Introduisez un modèle bâti sur ces hypothèses dans un marché où elles sont fausses, et il fait deux choses mal en même temps : il augmente les faux positifs sur des comportements légitimes qu’il juge « anormaux », et il passe à côté de la fraude réelle que ses données d’entraînement n’ont jamais contenue.
À quoi ressemble réellement la fraude en Afrique
Les schémas dominants reflètent l’environnement :
- L’ingénierie sociale ciblant les utilisateurs du mobile money et de l’USSD, souvent via des appels et des messages usurpant l’identité d’agents, d’opérateurs télécoms ou de banques.
- Le détournement de compte facilité par le SIM swap, étant donné la place centrale du numéro de téléphone dans l’identité et la vérification.
- L’abus du réseau d’agents, où le point de retrait d’espèces devient un vecteur de fraude et un point de collecte pour les mules.
- Les comptes mule et la stratification rapide entre les portefeuilles de mobile money et les comptes bancaires.
- L’anonymat de la SIM prépayée, qui affaiblit les ancres d’identité sur lesquelles s’appuient les modèles occidentaux.
- La fraude à l’ouverture de compte et la fraude de premier titulaire (first-party), qui exploitent les historiques ténus que l’inclusion crée nécessairement.
Le Nigeria et le Kenya illustrent ce propos. Tous deux sont des réussites de la banque numérique, et dans les deux cas la fraude gravite vers le mobile money, l’USSD, les SIM swaps et les réseaux de mules : des canaux et des tactiques qu’un modèle carte-et-smartphone n’aborde qu’à peine.
Concevoir pour le marché, et non contre lui
La leçon n’est pas d’abandonner la prévention quantitative de la fraude ; c’est de bâtir sur des hypothèses qui correspondent à la réalité du terrain. Cela signifie :
- Une couverture des canaux qui inclut l’USSD et le mobile money, et pas seulement les applications et les cartes.
- Un scoring comportemental et contextuel qui fonctionne avec une télémétrie et un historique ténus, plutôt que d’exiger des données d’appareil riches et de longs dossiers de crédit.
- Une tolérance aux appareils et aux SIM partagés, afin qu’un partage légitime ne soit pas traité comme une compromission.

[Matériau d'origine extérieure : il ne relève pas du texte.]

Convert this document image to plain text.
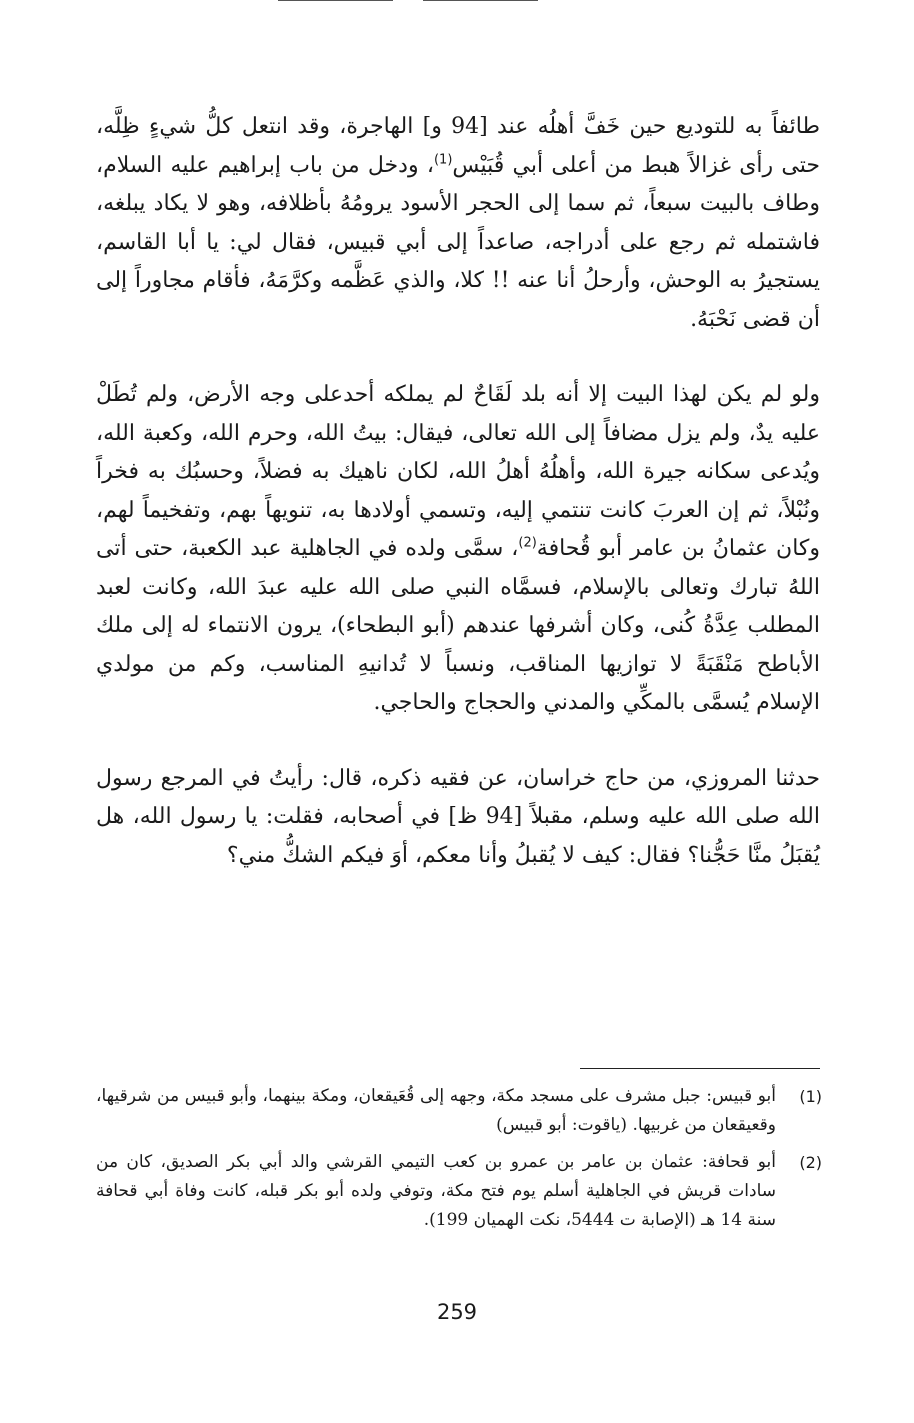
طائفاً به للتوديع حين خَفَّ أهلُه عند [94 و] الهاجرة، وقد انتعل كلُّ شيءٍ ظِلَّه، حتى رأى غزالاً هبط من أعلى أبي قُبَيْس$^{(1)}$، ودخل من باب إبراهيم عليه السلام، وطاف بالبيت سبعاً، ثم سما إلى الحجر الأسود يرومُهُ بأظلافه، وهو لا يكاد يبلغه، فاشتمله ثم رجع على أدراجه، صاعداً إلى أبي قبيس، فقال لي: يا أبا القاسم، يستجيرُ به الوحش، وأرحلُ أنا عنه !! كلا، والذي عَظَّمه وكرَّمَهُ، فأقام مجاوراً إلى أن قضى نَحْبَهُ.

ولو لم يكن لهذا البيت إلا أنه بلد لَقَاحٌ لم يملكه أحدعلى وجه الأرض، ولم تُطَلْ عليه يدٌ، ولم يزل مضافاً إلى الله تعالى، فيقال: بيتُ الله، وحرم الله، وكعبة الله، ويُدعى سكانه جيرة الله، وأهلُهُ أهلُ الله، لكان ناهيك به فضلاً، وحسبُك به فخراً ونُبْلاً، ثم إن العربَ كانت تنتمي إليه، وتسمي أولادها به، تنويهاً بهم، وتفخيماً لهم، وكان عثمانُ بن عامر أبو قُحافة$^{(2)}$، سمَّى ولده في الجاهلية عبد الكعبة، حتى أتى اللهُ تبارك وتعالى بالإسلام، فسمَّاه النبي صلى الله عليه عبدَ الله، وكانت لعبد المطلب عِدَّةُ كُنى، وكان أشرفها عندهم (أبو البطحاء)، يرون الانتماء له إلى ملك الأباطح مَنْقَبَةً لا توازيها المناقب، ونسباً لا تُدانيهِ المناسب، وكم من مولدي الإسلام يُسمَّى بالمكِّي والمدني والحجاج والحاجي.

حدثنا المروزي، من حاج خراسان، عن فقيه ذكره، قال: رأيتُ في المرجع رسول الله صلى الله عليه وسلم، مقبلاً [94 ظ] في أصحابه، فقلت: يا رسول الله، هل يُقبَلُ منَّا حَجُّنا؟ فقال: كيف لا يُقبلُ وأنا معكم، أوَ فيكم الشكُّ مني؟

(1)
أبو قبيس: جبل مشرف على مسجد مكة، وجهه إلى قُعَيقعان، ومكة بينهما، وأبو قبيس من شرقيها، وقعيقعان من غربيها. (ياقوت: أبو قبيس)
(2)
أبو قحافة: عثمان بن عامر بن عمرو بن كعب التيمي القرشي والد أبي بكر الصديق، كان من سادات قريش في الجاهلية أسلم يوم فتح مكة، وتوفي ولده أبو بكر قبله، كانت وفاة أبي قحافة سنة 14 هـ (الإصابة ت 5444، نكت الهميان 199).
259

- Des signaux au niveau du bénéficiaire et du réseau pour détecter l’abus des mules et du réseau d’agents.
- Des décisions de risque à faible friction, car l’inclusion dépend de l’accessibilité : des contrôles qui pénalisent tout le monde ramèneront les clients vers les espèces.

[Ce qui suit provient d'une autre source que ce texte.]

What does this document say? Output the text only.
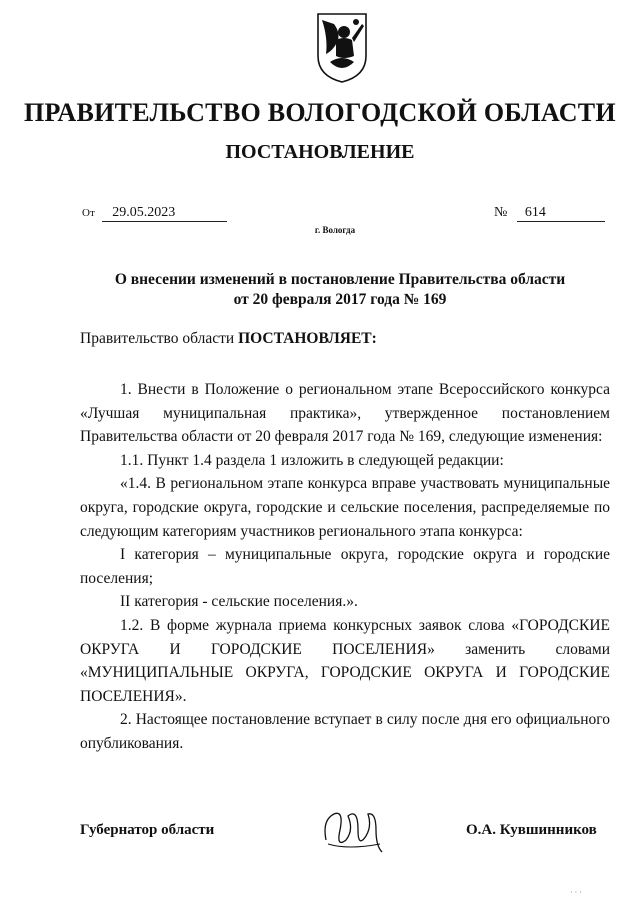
ПРАВИТЕЛЬСТВО ВОЛОГОДСКОЙ ОБЛАСТИ
ПОСТАНОВЛЕНИЕ
От 29.05.2023	№ 614
г. Вологда
О внесении изменений в постановление Правительства области
от 20 февраля 2017 года № 169
Правительство области ПОСТАНОВЛЯЕТ:

1. Внести в Положение о региональном этапе Всероссийского конкурса «Лучшая муниципальная практика», утвержденное постановлением Правительства области от 20 февраля 2017 года № 169, следующие изменения:

1.1. Пункт 1.4 раздела 1 изложить в следующей редакции:

«1.4. В региональном этапе конкурса вправе участвовать муниципальные округа, городские округа, городские и сельские поселения, распределяемые по следующим категориям участников регионального этапа конкурса:

I категория – муниципальные округа, городские округа и городские поселения;

II категория - сельские поселения.».

1.2. В форме журнала приема конкурсных заявок слова «ГОРОДСКИЕ ОКРУГА И ГОРОДСКИЕ ПОСЕЛЕНИЯ» заменить словами «МУНИЦИПАЛЬНЫЕ ОКРУГА, ГОРОДСКИЕ ОКРУГА И ГОРОДСКИЕ ПОСЕЛЕНИЯ».

2. Настоящее постановление вступает в силу после дня его официального опубликования.

Губернатор области	О.А. Кувшинников
· · ·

Par-dessus tout, cela signifie considérer l’« anormal » comme relatif à ce marché et à ce client, et non à une référence européenne ou américaine.
Comment Paygilant est conçu pour ces marchés
Paygilant n’a pas greffé une stratégie africaine sur un modèle occidental ; les marchés mobile-first et multicanaux sont sa cible de conception centrale. Il offre une détection robuste à la fois sur les applications et l’USSD, et son moteur de risque est conçu pour raisonner à partir de signaux comportementaux et contextuels, plutôt que de présupposer une télémétrie d’appareil riche ou un historique de crédit profond.

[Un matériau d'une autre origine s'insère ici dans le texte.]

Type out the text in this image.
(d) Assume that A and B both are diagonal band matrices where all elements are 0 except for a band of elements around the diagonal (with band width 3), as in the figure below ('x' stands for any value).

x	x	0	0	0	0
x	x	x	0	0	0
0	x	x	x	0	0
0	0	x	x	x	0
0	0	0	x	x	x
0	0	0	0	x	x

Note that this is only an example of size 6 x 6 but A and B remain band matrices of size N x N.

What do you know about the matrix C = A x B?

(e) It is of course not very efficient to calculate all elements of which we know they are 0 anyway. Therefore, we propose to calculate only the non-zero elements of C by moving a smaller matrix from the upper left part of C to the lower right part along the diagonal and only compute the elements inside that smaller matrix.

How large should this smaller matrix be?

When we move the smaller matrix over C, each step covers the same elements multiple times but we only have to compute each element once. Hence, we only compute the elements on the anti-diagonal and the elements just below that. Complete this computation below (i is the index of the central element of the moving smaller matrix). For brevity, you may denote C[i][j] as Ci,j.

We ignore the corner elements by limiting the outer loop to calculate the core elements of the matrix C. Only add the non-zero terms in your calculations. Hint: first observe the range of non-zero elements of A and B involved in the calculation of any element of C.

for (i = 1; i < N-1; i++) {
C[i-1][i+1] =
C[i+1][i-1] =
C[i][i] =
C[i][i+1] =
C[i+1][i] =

Cela le rend parfaitement adapté aux réalités qui font échouer les modèles importés : données ténues, appareils partagés, rails de mobile money et d’agents, et la nécessité constante de protéger les clients sans ajouter une friction qui saperait l’inclusion. En évaluant le risque en continu tout au long du parcours et en se concentrant sur les schémas de bénéficiaire et de comportement, Paygilant détecte la fraude par ingénierie sociale, par SIM swap et par réseau de mules qui domine ces marchés, la fraude qu’un modèle carte-et-smartphone n’a jamais été conçu pour voir.
La prévention de la fraude en Afrique n’a pas besoin de davantage du modèle de quelqu’un d’autre. Elle a besoin d’un modèle qui parte de la manière dont les Africains gèrent réellement leur banque.